PS: I might even suppose a reasonable use of the new proposed `step` with strings. For example, in Markdown markup language, the level of the header is designated by the number of `#` before it. So, one might do something like
```ruby
PREFIXES = (''..).step('#').take(7)
# => ["", "#", "##", "###", "####", "#####", "######"]
# ...or even just
PREFIXES = (''..'######').step('#').to_a
# => ["", "#", "##", "###", "####", "#####", "######"]
# and then use it like
def render_header(h)
"#{PREFIXES[h.level]} #{h.text}"
end
```
Would this be an unreadable crime against common sense? I'd say not. YMMV.
(I am not saying you can't do `'#' * h.level` or that it is worse.

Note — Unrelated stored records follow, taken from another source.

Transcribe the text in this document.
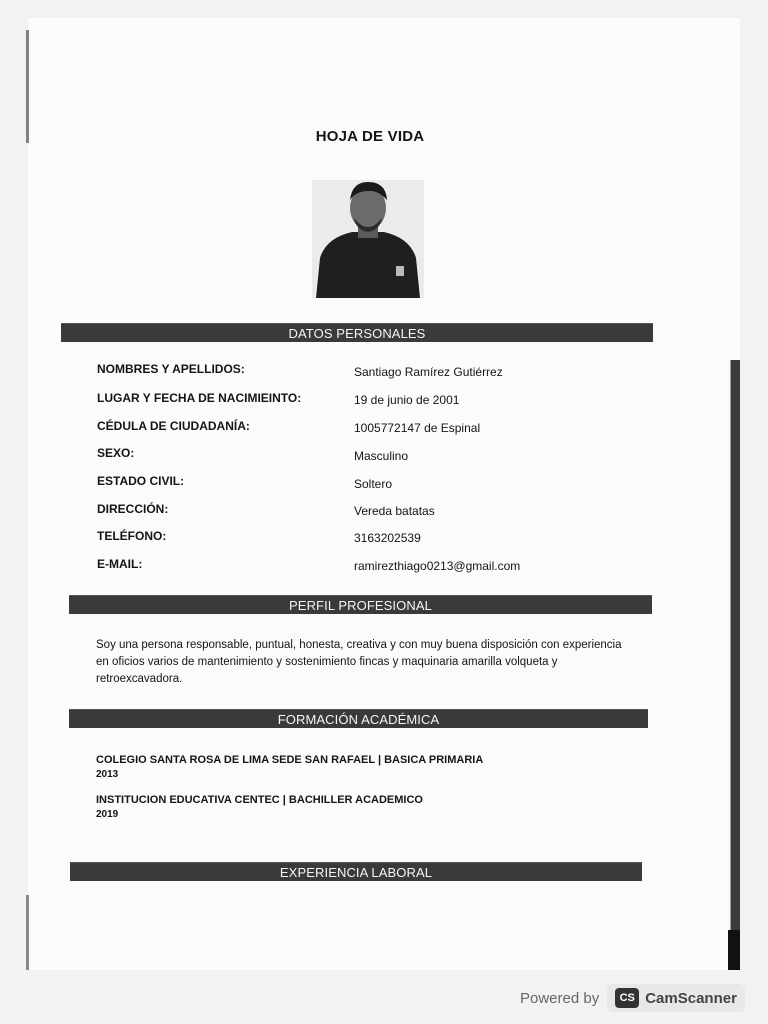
HOJA DE VIDA
DATOS PERSONALES
NOMBRES Y APELLIDOS:	Santiago Ramírez Gutiérrez
LUGAR Y FECHA DE NACIMIEINTO:	19 de junio de 2001
CÉDULA DE CIUDADANÍA:	1005772147 de Espinal
SEXO:	Masculino
ESTADO CIVIL:	Soltero
DIRECCIÓN:	Vereda batatas
TELÉFONO:	3163202539
E-MAIL:	ramirezthiago0213@gmail.com
PERFIL PROFESIONAL
Soy una persona responsable, puntual, honesta, creativa y con muy buena disposición con experiencia en oficios varios de mantenimiento y sostenimiento fincas y maquinaria amarilla volqueta y retroexcavadora.
FORMACIÓN ACADÉMICA
COLEGIO SANTA ROSA DE LIMA SEDE SAN RAFAEL | BASICA PRIMARIA
2013
INSTITUCION EDUCATIVA CENTEC | BACHILLER ACADEMICO
2019
EXPERIENCIA LABORAL
Powered by	CS CamScanner
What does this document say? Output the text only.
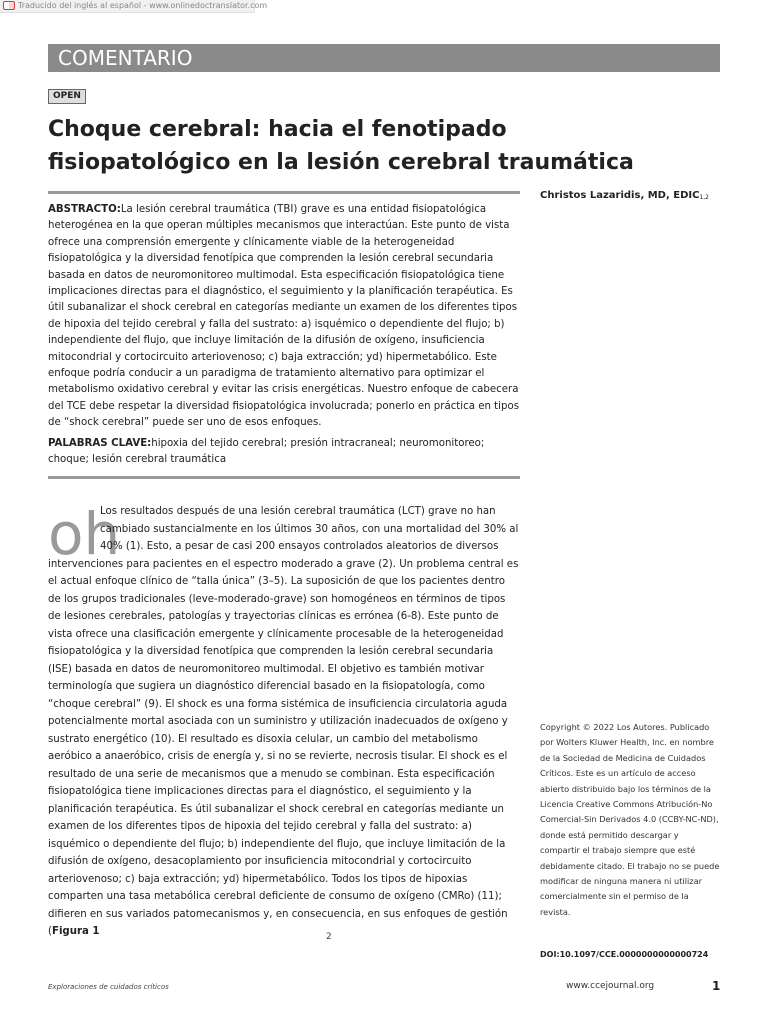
Traducido del inglés al español - www.onlinedoctranslator.com
COMENTARIO
OPEN
Choque cerebral: hacia el fenotipado fisiopatológico en la lesión cerebral traumática
Christos Lazaridis, MD, $EDIC_{1,2}$

ABSTRACTO:La lesión cerebral traumática (TBI) grave es una entidad fisiopatológica heterogénea en la que operan múltiples mecanismos que interactúan. Este punto de vista ofrece una comprensión emergente y clínicamente viable de la heterogeneidad fisiopatológica y la diversidad fenotípica que comprenden la lesión cerebral secundaria basada en datos de neuromonitoreo multimodal. Esta especificación fisiopatológica tiene implicaciones directas para el diagnóstico, el seguimiento y la planificación terapéutica. Es útil subanalizar el shock cerebral en categorías mediante un examen de los diferentes tipos de hipoxia del tejido cerebral y falla del sustrato: a) isquémico o dependiente del flujo; b) independiente del flujo, que incluye limitación de la difusión de oxígeno, insuficiencia mitocondrial y cortocircuito arteriovenoso; c) baja extracción; yd) hipermetabólico. Este enfoque podría conducir a un paradigma de tratamiento alternativo para optimizar el metabolismo oxidativo cerebral y evitar las crisis energéticas. Nuestro enfoque de cabecera del TCE debe respetar la diversidad fisiopatológica involucrada; ponerlo en práctica en tipos de “shock cerebral” puede ser uno de esos enfoques.

PALABRAS CLAVE:hipoxia del tejido cerebral; presión intracraneal; neuromonitoreo; choque; lesión cerebral traumática

oh

Los resultados después de una lesión cerebral traumática (LCT) grave no han cambiado sustancialmente en los últimos 30 años, con una mortalidad del 30% al 40% (1). Esto, a pesar de casi 200 ensayos controlados aleatorios de diversos intervenciones para pacientes en el espectro moderado a grave (2). Un problema central es el actual enfoque clínico de “talla única” (3–5). La suposición de que los pacientes dentro de los grupos tradicionales (leve-moderado-grave) son homogéneos en términos de tipos de lesiones cerebrales, patologías y trayectorias clínicas es errónea (6-8). Este punto de vista ofrece una clasificación emergente y clínicamente procesable de la heterogeneidad fisiopatológica y la diversidad fenotípica que comprenden la lesión cerebral secundaria (ISE) basada en datos de neuromonitoreo multimodal. El objetivo es también motivar terminología que sugiera un diagnóstico diferencial basado en la fisiopatología, como “choque cerebral” (9). El shock es una forma sistémica de insuficiencia circulatoria aguda potencialmente mortal asociada con un suministro y utilización inadecuados de oxígeno y sustrato energético (10). El resultado es disoxia celular, un cambio del metabolismo aeróbico a anaeróbico, crisis de energía y, si no se revierte, necrosis tisular. El shock es el resultado de una serie de mecanismos que a menudo se combinan. Esta especificación fisiopatológica tiene implicaciones directas para el diagnóstico, el seguimiento y la planificación terapéutica. Es útil subanalizar el shock cerebral en categorías mediante un examen de los diferentes tipos de hipoxia del tejido cerebral y falla del sustrato: a) isquémico o dependiente del flujo; b) independiente del flujo, que incluye limitación de la difusión de oxígeno, desacoplamiento por insuficiencia mitocondrial y cortocircuito arteriovenoso; c) baja extracción; yd) hipermetabólico. Todos los tipos de hipoxias comparten una tasa metabólica cerebral deficiente de consumo de oxígeno (CMRo) (11); difieren en sus variados patomecanismos y, en consecuencia, en sus enfoques de gestión (Figura 1	2
Copyright © 2022 Los Autores. Publicado por Wolters Kluwer Health, Inc. en nombre de la Sociedad de Medicina de Cuidados Críticos. Este es un artículo de acceso abierto distribuido bajo los términos de la Licencia Creative Commons Atribución-No Comercial-Sin Derivados 4.0 (CCBY-NC-ND), donde está permitido descargar y compartir el trabajo siempre que esté debidamente citado. El trabajo no se puede modificar de ninguna manera ni utilizar comercialmente sin el permiso de la revista.
DOI:10.1097/CCE.0000000000000724
Exploraciones de cuidados críticos	www.ccejournal.org	1
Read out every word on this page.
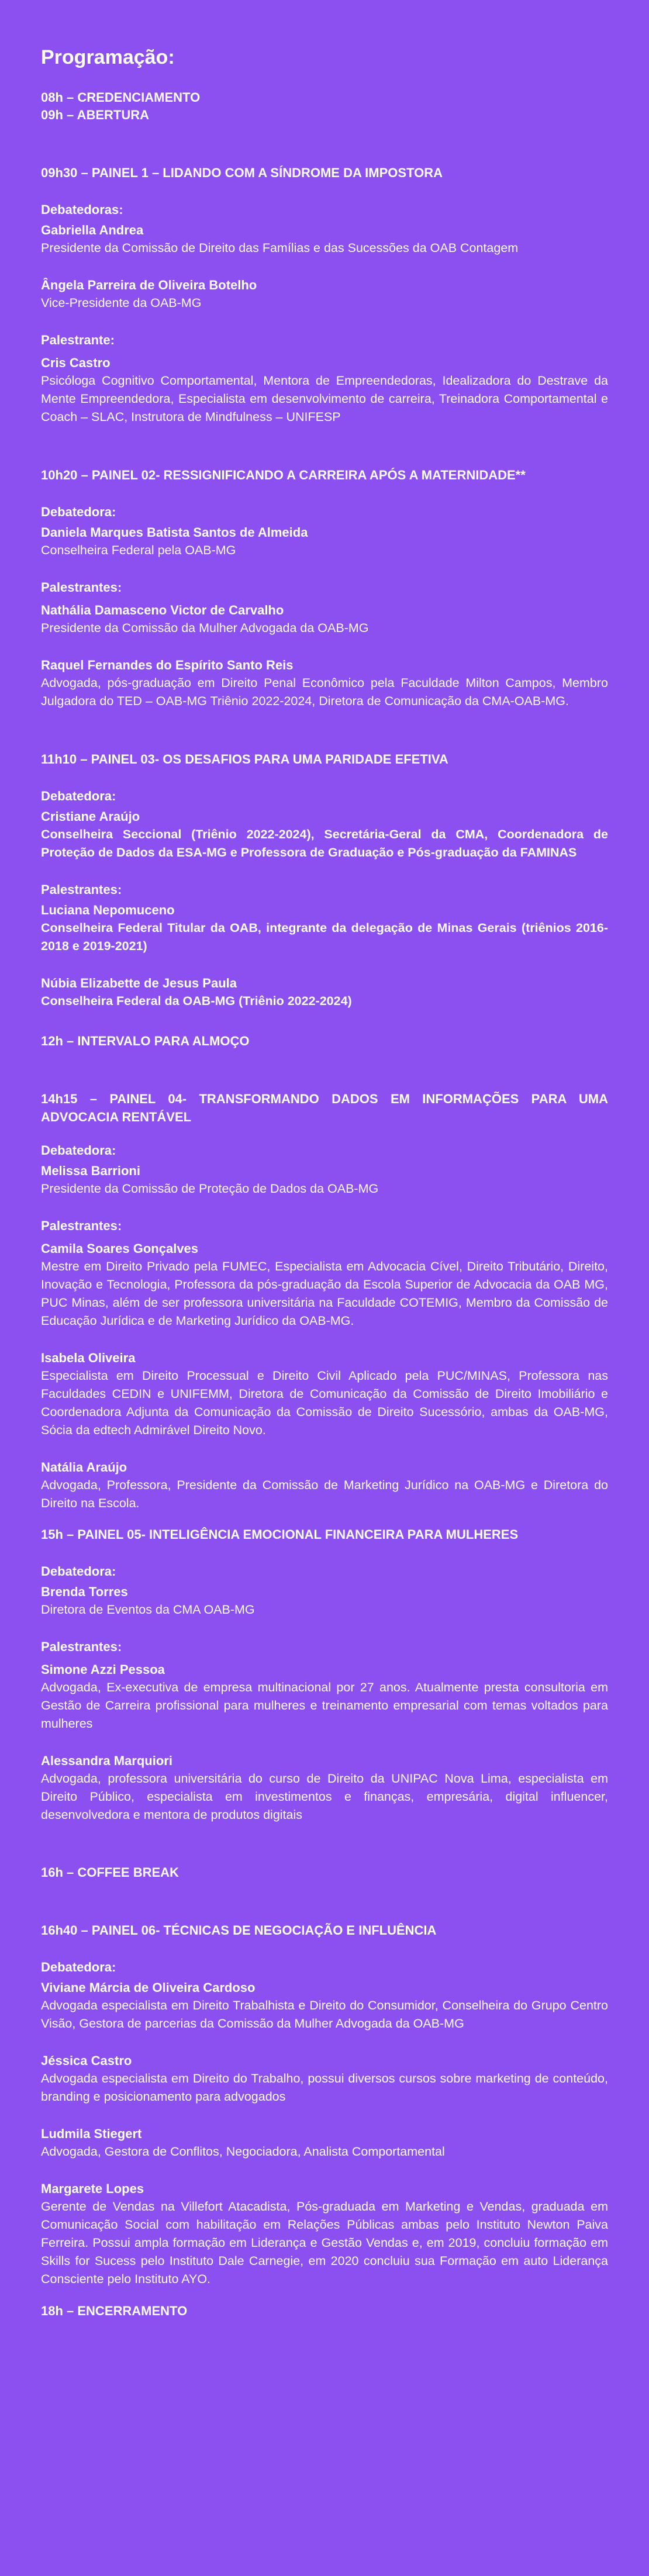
Programação:

08h – CREDENCIAMENTO

09h – ABERTURA

09h30 – PAINEL 1 – LIDANDO COM A SÍNDROME DA IMPOSTORA

Debatedoras:

Gabriella Andrea

Presidente da Comissão de Direito das Famílias e das Sucessões da OAB Contagem

Ângela Parreira de Oliveira Botelho

Vice-Presidente da OAB-MG

Palestrante:

Cris Castro

Psicóloga Cognitivo Comportamental, Mentora de Empreendedoras, Idealizadora do Destrave da Mente Empreendedora, Especialista em desenvolvimento de carreira, Treinadora Comportamental e Coach – SLAC, Instrutora de Mindfulness – UNIFESP

10h20 – PAINEL 02- RESSIGNIFICANDO A CARREIRA APÓS A MATERNIDADE**

Debatedora:

Daniela Marques Batista Santos de Almeida

Conselheira Federal pela OAB-MG

Palestrantes:

Nathália Damasceno Victor de Carvalho

Presidente da Comissão da Mulher Advogada da OAB-MG

Raquel Fernandes do Espírito Santo Reis

Advogada, pós-graduação em Direito Penal Econômico pela Faculdade Milton Campos, Membro Julgadora do TED – OAB-MG Triênio 2022-2024, Diretora de Comunicação da CMA-OAB-MG.

11h10 – PAINEL 03- OS DESAFIOS PARA UMA PARIDADE EFETIVA

Debatedora:

Cristiane Araújo

Conselheira Seccional (Triênio 2022-2024), Secretária-Geral da CMA, Coordenadora de Proteção de Dados da ESA-MG e Professora de Graduação e Pós-graduação da FAMINAS

Palestrantes:

Luciana Nepomuceno

Conselheira Federal Titular da OAB, integrante da delegação de Minas Gerais (triênios 2016-2018 e 2019-2021)

Núbia Elizabette de Jesus Paula

Conselheira Federal da OAB-MG (Triênio 2022-2024)

12h – INTERVALO PARA ALMOÇO

14h15 – PAINEL 04- TRANSFORMANDO DADOS EM INFORMAÇÕES PARA UMA ADVOCACIA RENTÁVEL

Debatedora:

Melissa Barrioni

Presidente da Comissão de Proteção de Dados da OAB-MG

Palestrantes:

Camila Soares Gonçalves

Mestre em Direito Privado pela FUMEC, Especialista em Advocacia Cível, Direito Tributário, Direito, Inovação e Tecnologia, Professora da pós-graduação da Escola Superior de Advocacia da OAB MG, PUC Minas, além de ser professora universitária na Faculdade COTEMIG, Membro da Comissão de Educação Jurídica e de Marketing Jurídico da OAB-MG.

Isabela Oliveira

Especialista em Direito Processual e Direito Civil Aplicado pela PUC/MINAS, Professora nas Faculdades CEDIN e UNIFEMM, Diretora de Comunicação da Comissão de Direito Imobiliário e Coordenadora Adjunta da Comunicação da Comissão de Direito Sucessório, ambas da OAB-MG, Sócia da edtech Admirável Direito Novo.

Natália Araújo

Advogada, Professora, Presidente da Comissão de Marketing Jurídico na OAB-MG e Diretora do Direito na Escola.

15h – PAINEL 05- INTELIGÊNCIA EMOCIONAL FINANCEIRA PARA MULHERES

Debatedora:

Brenda Torres

Diretora de Eventos da CMA OAB-MG

Palestrantes:

Simone Azzi Pessoa

Advogada, Ex-executiva de empresa multinacional por 27 anos. Atualmente presta consultoria em Gestão de Carreira profissional para mulheres e treinamento empresarial com temas voltados para mulheres

Alessandra Marquiori

Advogada, professora universitária do curso de Direito da UNIPAC Nova Lima, especialista em Direito Público, especialista em investimentos e finanças, empresária, digital influencer, desenvolvedora e mentora de produtos digitais

16h – COFFEE BREAK

16h40 – PAINEL 06- TÉCNICAS DE NEGOCIAÇÃO E INFLUÊNCIA

Debatedora:

Viviane Márcia de Oliveira Cardoso

Advogada especialista em Direito Trabalhista e Direito do Consumidor, Conselheira do Grupo Centro Visão, Gestora de parcerias da Comissão da Mulher Advogada da OAB-MG

Jéssica Castro

Advogada especialista em Direito do Trabalho, possui diversos cursos sobre marketing de conteúdo, branding e posicionamento para advogados

Ludmila Stiegert

Advogada, Gestora de Conflitos, Negociadora, Analista Comportamental

Margarete Lopes

Gerente de Vendas na Villefort Atacadista, Pós-graduada em Marketing e Vendas, graduada em Comunicação Social com habilitação em Relações Públicas ambas pelo Instituto Newton Paiva Ferreira. Possui ampla formação em Liderança e Gestão Vendas e, em 2019, concluiu formação em Skills for Sucess pelo Instituto Dale Carnegie, em 2020 concluiu sua Formação em auto Liderança Consciente pelo Instituto AYO.

18h – ENCERRAMENTO
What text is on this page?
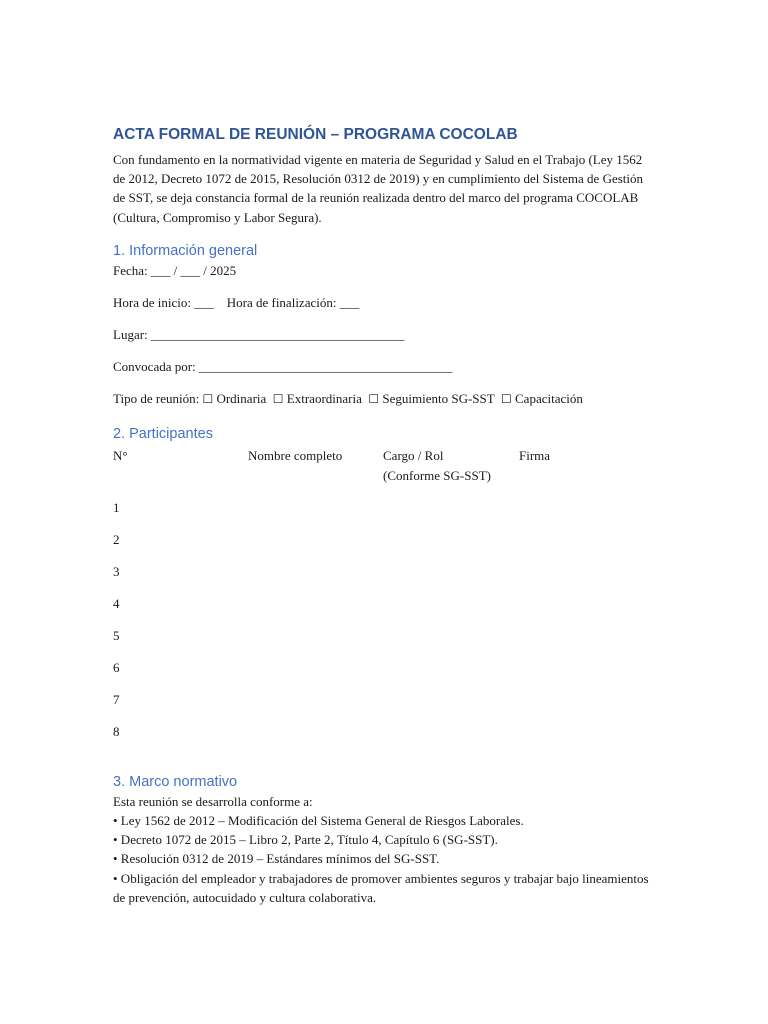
ACTA FORMAL DE REUNIÓN – PROGRAMA COCOLAB

Con fundamento en la normatividad vigente en materia de Seguridad y Salud en el Trabajo (Ley 1562 de 2012, Decreto 1072 de 2015, Resolución 0312 de 2019) y en cumplimiento del Sistema de Gestión de SST, se deja constancia formal de la reunión realizada dentro del marco del programa COCOLAB (Cultura, Compromiso y Labor Segura).

1. Información general

Fecha: ___ / ___ / 2025

Hora de inicio: ___ Hora de finalización: ___

Lugar: _______________________________________

Convocada por: _______________________________________

Tipo de reunión: ☐ Ordinaria ☐ Extraordinaria ☐ Seguimiento SG-SST ☐ Capacitación

2. Participantes
N°	Nombre completo	Cargo / Rol
(Conforme SG-SST)
Firma
1
2
3
4
5
6
7
8
3. Marco normativo

Esta reunión se desarrolla conforme a:

• Ley 1562 de 2012 – Modificación del Sistema General de Riesgos Laborales.

• Decreto 1072 de 2015 – Libro 2, Parte 2, Título 4, Capítulo 6 (SG-SST).

• Resolución 0312 de 2019 – Estándares mínimos del SG-SST.

• Obligación del empleador y trabajadores de promover ambientes seguros y trabajar bajo lineamientos de prevención, autocuidado y cultura colaborativa.
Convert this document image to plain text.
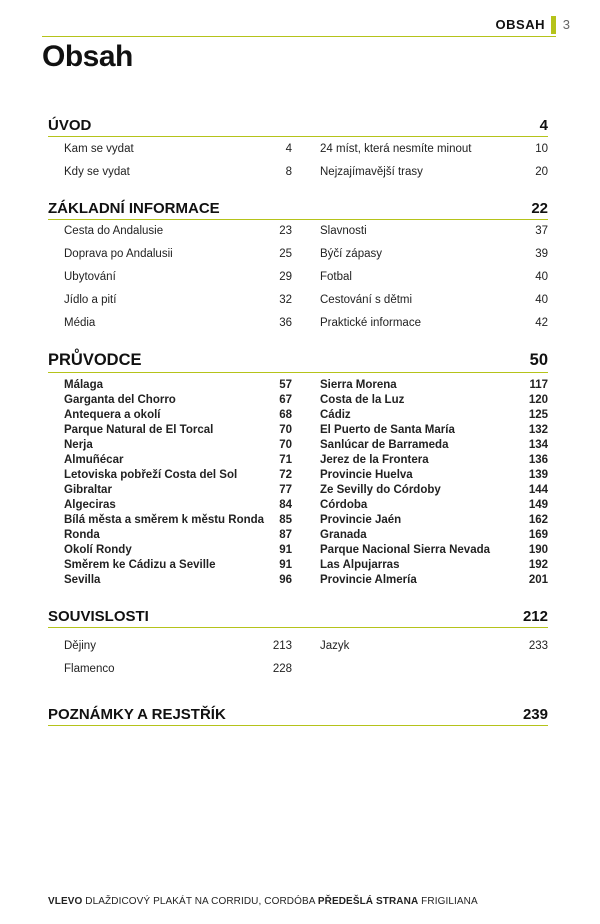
OBSAH 3
Obsah
ÚVOD	4
Kam se vydat	4
Kdy se vydat	8
24 míst, která nesmíte minout	10
Nejzajímavější trasy	20
ZÁKLADNÍ INFORMACE	22
Cesta do Andalusie	23
Doprava po Andalusii	25
Ubytování	29
Jídlo a pití	32
Média	36
Slavnosti	37
Býčí zápasy	39
Fotbal	40
Cestování s dětmi	40
Praktické informace	42
PRŮVODCE	50
Málaga	57
Garganta del Chorro	67
Antequera a okolí	68
Parque Natural de El Torcal	70
Nerja	70
Almuñécar	71
Letoviska pobřeží Costa del Sol	72
Gibraltar	77
Algeciras	84
Bílá města a směrem k městu Ronda 85
Ronda	87
Okolí Rondy	91
Směrem ke Cádizu a Seville	91
Sevilla	96
Sierra Morena	117
Costa de la Luz	120
Cádiz	125
El Puerto de Santa María	132
Sanlúcar de Barrameda	134
Jerez de la Frontera	136
Provincie Huelva	139
Ze Sevilly do Córdoby	144
Córdoba	149
Provincie Jaén	162
Granada	169
Parque Nacional Sierra Nevada	190
Las Alpujarras	192
Provincie Almería	201
SOUVISLOSTI	212
Dějiny	213
Flamenco	228
Jazyk	233
POZNÁMKY A REJSTŘÍK	239
VLEVO DLAŽDICOVÝ PLAKÁT NA CORRIDU, CORDÓBA PŘEDEŠLÁ STRANA FRIGILIANA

I am just saying that nothing "weird" seems to be in the semantics of `Range#step` even in the String case.)
----------------------------------------
Feature #18368: Range#step semantics for non-Numeric ranges
https://bugs.ruby-lang.org/issues/18368#change-96253
* Author: zverok (Victor Shepelev)
* Status: Open
* Priority: Normal
----------------------------------------
I am sorry if the question had already been discussed, can't find the relevant topic.
"Intuitively", this looks (for me) like a meaningful statement:
```ruby
(Time.parse('2021-12-01')..Time.parse('2021-12-24')).step(1.day).to_a
# ^^^^^ or just 24*60*60
```
Unfortunately, it doesn't work with "TypeError (can't iterate from Time)".
Initially it looked like a bug for me, but after digging a bit into code/docs, I understood that `Range#step` has an odd semantics of "advance the begin N times with `#succ`, and yield the result", with N being always integer:
```ruby
('a'..'z').step(3).first(5)
# => ["a", "d", "g", "j", "m"]
```
The fact that semantic is "odd" is confirmed by the fact that for Float it is redefined to do what I "intuitively" expected:
```ruby
(1.0..7.0).step(0.3).first(5)
# => [1.0, 1.3, 1.6, 1.9, 2.2]
```
(Like with [`Range#===` some time ago](https://bugs.ruby-lang.org/issues/14575), I believe that to be a strong proof of the wrong generic semantics, if for numbers the semantics needed to be redefined completely.)
Another thing to note is that "skip N elements" seem to be rather "generically Enumerable-related" yet it isn't defined on `Enumerable` (because nobody needs this semantics, typically!)
Hence, two questions:
* Can we redefine generic `Range#step` to new semantics (of using `begin + step` iteratively)? It is hard to imagine the amount of actual usage of the old behavior (with String?.. to what end?) in the wild
* If the answer is "no", can we define a new method with new semantics, like, IDK, `Range#over(span)`?